The nine members of the task force, including San Diego City Councilwoman Monica Montgomery Steppe, wrestled with these questions over two days of public meetings on the San Diego State University campus that ended Saturday. They agreed on some proposals, debated others, and have more to do in upcoming meetings.

By the end of June the task force must deliver a final report to the state legislature with recommendations on what a reparations package would entail. Those will just be recommendations; it will be up to legislators to adopt some or all of them in the future and then up to state agencies to carry them out.

The scope of that work led the task force on Saturday to decide to seek more time. While guaranteeing the report will be finished by June 30, the task force adopted a measure that would extend its life for another year, which would be used to work to turn recommendations into laws and policies.

“We want to make sure when the report is final we have some time to make sure it is implemented correctly,” said state Sen. Steven Bradford of Los Angeles. The task force is the first of its kind in the nation, and could be a “road map” for other states or even the federal government tackling the issue in the future, he said.

That also means the work has to be done right. “If we err here it will allow all the naysayers to say we should not be doing this nationally,” he said.

The task force was created via Assembly Bill 3121, authored by now-Secretary of State Shirley Weber when she was a member of the Assembly representing parts of San Diego County. It was signed into law by Gov. Gavin Newsom in September 2020 and the committee began meeting in June 2021.

An interim report issued in June listed five categories of harms Black state residents have suffered and that should be remedied. They are: housing discrimination, mass incarceration, unjust property seizures, and the devaluation of Black businesses and health care.

The question of monetary compensation has attracted the most attention. In March the committee decided that eligibility for any future payments would be limited to Black state residents who are descendants of enslaved people, or of a free Black person living in the U.S. by the end of the 19th century. That standard would exclude some individuals, such as Black people who came to the U.S. in the 1900s.

What that figure ultimately would be, and how it would be paid out, is not yet decided. The committee did approve a recommendation Saturday that would create a new state agency, the California American Freedman Affairs Agency, which would oversee and monitor any future reparations legislation as well as process reparations claims.

The monetary damages are just one portion of the task force’s work, which is delving into a wide and varied spectrum of issues. At the meeting Saturday, the task force reviewed a long list of recommendations that would be part of an overall reparations regimen.

These include requiring the state to formally apologize to Black Californians for past wrong and an explicit censure of Peter Hardeman Burnett, the first elected governor of the state. As governor, the former slaveholder from Tennessee advocated passing laws banning Blacks from the state.

The task force’s interim report also noted that while California was admitted to the union as a free state in 1850, it adopted a fugitive slave law in 1852 that was harsher than the federal law, and banned Blacks and other non-Whites from testifying in any trial involving a White person.

The proposals run dozens of pages. One calls for closing 10 prisons in the state and using the savings for the Freedman Agency’s work.
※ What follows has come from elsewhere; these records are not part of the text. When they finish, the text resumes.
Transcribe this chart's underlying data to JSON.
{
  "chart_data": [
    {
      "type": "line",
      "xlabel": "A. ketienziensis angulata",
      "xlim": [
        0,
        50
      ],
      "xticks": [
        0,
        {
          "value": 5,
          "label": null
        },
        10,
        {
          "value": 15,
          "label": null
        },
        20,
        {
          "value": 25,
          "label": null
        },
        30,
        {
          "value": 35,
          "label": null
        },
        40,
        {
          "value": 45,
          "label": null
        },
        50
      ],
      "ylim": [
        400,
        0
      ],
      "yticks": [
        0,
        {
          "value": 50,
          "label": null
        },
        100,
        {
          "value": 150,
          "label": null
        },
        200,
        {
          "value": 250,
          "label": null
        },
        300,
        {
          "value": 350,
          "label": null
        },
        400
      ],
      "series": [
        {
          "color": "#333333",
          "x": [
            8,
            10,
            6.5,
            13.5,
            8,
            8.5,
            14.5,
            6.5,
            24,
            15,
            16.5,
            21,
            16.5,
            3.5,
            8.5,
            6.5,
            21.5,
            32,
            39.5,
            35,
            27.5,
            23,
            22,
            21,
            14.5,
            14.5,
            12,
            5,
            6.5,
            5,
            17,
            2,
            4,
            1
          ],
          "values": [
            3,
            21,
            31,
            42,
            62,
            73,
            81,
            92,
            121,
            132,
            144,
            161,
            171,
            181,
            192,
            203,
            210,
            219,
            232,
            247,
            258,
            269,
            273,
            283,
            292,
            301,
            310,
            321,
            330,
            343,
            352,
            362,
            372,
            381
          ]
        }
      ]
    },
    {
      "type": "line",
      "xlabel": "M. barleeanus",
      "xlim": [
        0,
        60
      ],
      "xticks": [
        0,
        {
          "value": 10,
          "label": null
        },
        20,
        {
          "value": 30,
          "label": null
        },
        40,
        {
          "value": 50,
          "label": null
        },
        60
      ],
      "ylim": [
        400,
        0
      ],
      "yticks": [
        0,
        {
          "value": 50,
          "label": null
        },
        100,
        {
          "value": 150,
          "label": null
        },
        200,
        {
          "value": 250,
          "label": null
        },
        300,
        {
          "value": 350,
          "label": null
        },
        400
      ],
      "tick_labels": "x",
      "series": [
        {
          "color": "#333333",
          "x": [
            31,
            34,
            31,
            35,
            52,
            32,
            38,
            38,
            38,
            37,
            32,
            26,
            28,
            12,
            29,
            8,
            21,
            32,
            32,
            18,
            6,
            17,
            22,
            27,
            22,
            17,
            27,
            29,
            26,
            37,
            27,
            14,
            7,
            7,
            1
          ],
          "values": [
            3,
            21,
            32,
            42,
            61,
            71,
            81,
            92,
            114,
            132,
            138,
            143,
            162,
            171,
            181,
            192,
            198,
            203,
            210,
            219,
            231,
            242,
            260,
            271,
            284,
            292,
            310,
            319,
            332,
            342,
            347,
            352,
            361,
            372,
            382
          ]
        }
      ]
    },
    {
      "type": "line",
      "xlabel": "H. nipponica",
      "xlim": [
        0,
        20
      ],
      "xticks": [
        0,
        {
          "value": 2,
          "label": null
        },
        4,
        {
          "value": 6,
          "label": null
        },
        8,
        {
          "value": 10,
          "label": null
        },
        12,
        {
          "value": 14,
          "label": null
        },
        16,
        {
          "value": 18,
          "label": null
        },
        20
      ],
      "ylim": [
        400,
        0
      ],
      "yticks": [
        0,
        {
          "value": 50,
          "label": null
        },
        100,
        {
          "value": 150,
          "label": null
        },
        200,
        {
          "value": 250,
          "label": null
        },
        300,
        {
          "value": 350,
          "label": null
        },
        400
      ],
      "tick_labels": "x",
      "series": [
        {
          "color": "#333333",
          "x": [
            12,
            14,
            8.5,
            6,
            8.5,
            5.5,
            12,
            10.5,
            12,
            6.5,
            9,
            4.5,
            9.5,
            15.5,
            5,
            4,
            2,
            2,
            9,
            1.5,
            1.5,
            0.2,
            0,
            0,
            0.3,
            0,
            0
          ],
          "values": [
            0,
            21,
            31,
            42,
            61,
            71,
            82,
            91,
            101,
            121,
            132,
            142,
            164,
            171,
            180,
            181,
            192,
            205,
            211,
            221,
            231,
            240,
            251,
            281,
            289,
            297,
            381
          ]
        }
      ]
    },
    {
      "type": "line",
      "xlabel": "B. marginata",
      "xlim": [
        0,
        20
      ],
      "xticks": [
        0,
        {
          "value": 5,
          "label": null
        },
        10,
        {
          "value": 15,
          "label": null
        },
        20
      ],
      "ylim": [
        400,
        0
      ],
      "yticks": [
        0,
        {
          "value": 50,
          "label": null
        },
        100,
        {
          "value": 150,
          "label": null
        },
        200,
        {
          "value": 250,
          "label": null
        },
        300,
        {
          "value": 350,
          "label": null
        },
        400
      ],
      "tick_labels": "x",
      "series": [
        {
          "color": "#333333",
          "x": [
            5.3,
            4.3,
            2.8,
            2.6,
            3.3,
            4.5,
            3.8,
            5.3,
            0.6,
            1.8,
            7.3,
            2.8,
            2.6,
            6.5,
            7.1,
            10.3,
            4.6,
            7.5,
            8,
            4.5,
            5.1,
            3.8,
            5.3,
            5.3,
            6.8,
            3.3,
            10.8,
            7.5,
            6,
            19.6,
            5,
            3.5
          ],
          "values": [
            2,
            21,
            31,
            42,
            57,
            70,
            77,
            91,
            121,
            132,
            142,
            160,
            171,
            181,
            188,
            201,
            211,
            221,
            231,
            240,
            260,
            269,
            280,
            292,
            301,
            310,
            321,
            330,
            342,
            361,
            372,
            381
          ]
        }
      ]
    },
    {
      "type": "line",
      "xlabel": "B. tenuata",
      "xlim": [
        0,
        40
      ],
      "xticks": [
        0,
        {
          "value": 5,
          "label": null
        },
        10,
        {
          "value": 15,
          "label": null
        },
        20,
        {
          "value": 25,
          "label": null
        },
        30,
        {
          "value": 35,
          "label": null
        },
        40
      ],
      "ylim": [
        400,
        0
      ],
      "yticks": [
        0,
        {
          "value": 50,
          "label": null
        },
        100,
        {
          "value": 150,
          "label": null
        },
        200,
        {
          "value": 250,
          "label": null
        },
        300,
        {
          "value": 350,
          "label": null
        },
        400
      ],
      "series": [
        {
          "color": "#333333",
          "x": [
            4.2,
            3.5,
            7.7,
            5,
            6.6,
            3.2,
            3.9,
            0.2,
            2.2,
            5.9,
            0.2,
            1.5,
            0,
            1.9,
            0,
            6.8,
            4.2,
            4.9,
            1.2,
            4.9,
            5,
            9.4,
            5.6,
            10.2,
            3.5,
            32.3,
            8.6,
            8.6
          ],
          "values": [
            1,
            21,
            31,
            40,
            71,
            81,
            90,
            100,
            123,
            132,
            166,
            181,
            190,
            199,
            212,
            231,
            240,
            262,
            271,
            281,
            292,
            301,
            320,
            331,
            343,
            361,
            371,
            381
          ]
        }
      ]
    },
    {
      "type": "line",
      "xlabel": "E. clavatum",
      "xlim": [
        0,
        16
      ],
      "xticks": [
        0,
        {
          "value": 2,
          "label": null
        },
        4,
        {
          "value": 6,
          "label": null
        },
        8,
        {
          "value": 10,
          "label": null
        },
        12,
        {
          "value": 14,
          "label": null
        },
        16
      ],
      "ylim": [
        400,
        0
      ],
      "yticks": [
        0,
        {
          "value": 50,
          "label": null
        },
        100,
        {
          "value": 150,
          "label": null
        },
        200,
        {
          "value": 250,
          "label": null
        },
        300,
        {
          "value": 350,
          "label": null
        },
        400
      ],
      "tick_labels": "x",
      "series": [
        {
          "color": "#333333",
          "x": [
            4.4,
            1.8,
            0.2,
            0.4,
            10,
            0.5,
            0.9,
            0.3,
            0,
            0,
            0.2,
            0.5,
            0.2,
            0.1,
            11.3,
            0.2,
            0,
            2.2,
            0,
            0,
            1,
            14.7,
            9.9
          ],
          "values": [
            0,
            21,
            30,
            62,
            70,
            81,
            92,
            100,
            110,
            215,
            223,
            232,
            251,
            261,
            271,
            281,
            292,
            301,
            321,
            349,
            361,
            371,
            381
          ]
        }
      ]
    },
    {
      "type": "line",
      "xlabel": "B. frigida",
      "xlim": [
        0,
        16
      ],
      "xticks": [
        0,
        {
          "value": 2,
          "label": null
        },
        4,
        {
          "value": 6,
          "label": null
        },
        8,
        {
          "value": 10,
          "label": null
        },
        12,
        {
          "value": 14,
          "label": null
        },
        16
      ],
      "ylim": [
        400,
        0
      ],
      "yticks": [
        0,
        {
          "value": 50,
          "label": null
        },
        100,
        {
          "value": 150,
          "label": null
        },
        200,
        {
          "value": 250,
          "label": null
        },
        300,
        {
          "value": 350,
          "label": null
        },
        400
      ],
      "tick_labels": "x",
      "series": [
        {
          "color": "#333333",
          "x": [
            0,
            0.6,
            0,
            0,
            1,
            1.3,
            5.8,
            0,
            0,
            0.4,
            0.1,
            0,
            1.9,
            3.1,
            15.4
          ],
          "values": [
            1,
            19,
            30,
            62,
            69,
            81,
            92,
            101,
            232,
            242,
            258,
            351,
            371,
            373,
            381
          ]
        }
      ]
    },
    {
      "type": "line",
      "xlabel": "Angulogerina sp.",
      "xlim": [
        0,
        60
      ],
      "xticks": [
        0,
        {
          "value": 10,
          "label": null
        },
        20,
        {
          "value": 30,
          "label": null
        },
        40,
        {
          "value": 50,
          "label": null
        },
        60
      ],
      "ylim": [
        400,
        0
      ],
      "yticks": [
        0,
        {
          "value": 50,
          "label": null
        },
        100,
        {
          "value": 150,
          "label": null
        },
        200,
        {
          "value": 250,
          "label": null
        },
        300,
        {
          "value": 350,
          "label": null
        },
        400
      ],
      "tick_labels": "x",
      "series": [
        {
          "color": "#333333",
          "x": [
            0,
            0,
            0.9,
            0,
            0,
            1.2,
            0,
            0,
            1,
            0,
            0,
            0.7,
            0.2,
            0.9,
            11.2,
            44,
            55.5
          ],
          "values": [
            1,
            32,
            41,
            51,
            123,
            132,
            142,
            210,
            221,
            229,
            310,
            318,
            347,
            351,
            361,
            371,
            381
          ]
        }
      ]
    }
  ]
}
Another calls for abolishing the death penalty, and a third for eliminating qualified immunity — the legal doctrine that shields law enforcement and other government agents from liability for misconduct and abuse while on the job.

With the June 30 deadline fast approaching, Weber on Friday urged the task force to press forward so the proposal can be finished and recommendations put into action. “I want to make sure the work gets done, and the work continues,” she said.